The markets continue to grapple with U.S. political uncertainty as the November election looms, and Schwab's Vice President of Legislative and Regulatory Affairs, Michael T. Townsend offers his latest article, Final Clinton-Trump Debate Sets Up a Sprint to the Finish Line, as part of our election 2016 commentary at www.schwab.com/insights/category/election-2016, where you can also find timely analysis of The Stock Market and Election Cycles. Be sure to follow Schwab on Twitter: @schwabresearch.
Europe shows some resiliency, Asia mixed
European equities battled back from early losses that stemmed from some disappointing earnings reports, while oil & gas issues led to the upside with crude oil prices recovering from a recent sell-off and financials also found support. A preliminary read on U.K. 3Q GDP showed growth unexpectedly accelerated to a 2.3% y/y pace, from the 2.1% expansion posted in 2Q, where economists had expected it to remain. Also, q/q, U.K. growth came in at 0.5%, from 0.7% in 2Q, but above the expected 0.3% increase. The report was delivered by the Office for National Statistics, which noted that there was "little evidence of a pronounced effect" from the late-June vote in the U.K. to exit the European Union, known as a Brexit, adding credence to the article by Schwab's Director of International Research, Michelle Gibley, CFA, Keep Calm and Carry On: The Brexit Shock That Wasn't at www.schwab.com/marketinsight. Both the euro and the British pound declined versus the U.S. dollar, while bond yields in the region gained ground. The global markets continued to grapple with political and monetary policy uncertainty, while Sweden's central bank kept its benchmark interest rate unchanged at a negative rate.

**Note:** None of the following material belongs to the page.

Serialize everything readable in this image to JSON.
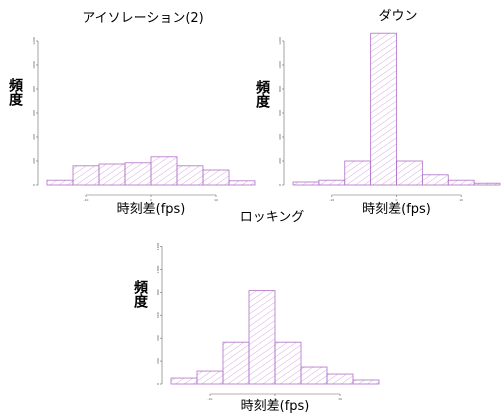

Stocks in Asia finished mixed with the continued drop in crude oil prices on Wednesday pressuring the energy sector, while the global markets remain focused on earnings season. For analysis of earnings and the stock markets, Schwab's Jeffrey Kleintop, CFA, offers an outlook for the stock markets and earnings growth his latest article, Three Reasons Stocks May Avoid Another Lost Decade, at www.schwab.com/marketinsight. Japanese equities declined despite some weakness in the yen, as traders grapple with the Bank of Japan's recent shift in monetary policy to targeting the yield curve. Stocks trading in mainland China and Hong Kong were mostly lower with oil & gas issues seeing pressure and a report showing growth in the nation's industrial profits decelerated solidly in September. Australian securities were led lower by weakness in basic materials and oil & gas issues. Indian equities rebounded from yesterday's decline that came on concerns about loan-loss provisions in the banking sector. Stocks in South Korea rose.
Tomorrow, the international economic docket will yield household spending and CPI from Japan and new home sales and PPI from Australia. Releases from across the pond will include advance 3Q GDP, PPI, CPI and consumer spending from France, CPI from Germany and consumer confidence for the Eurozone.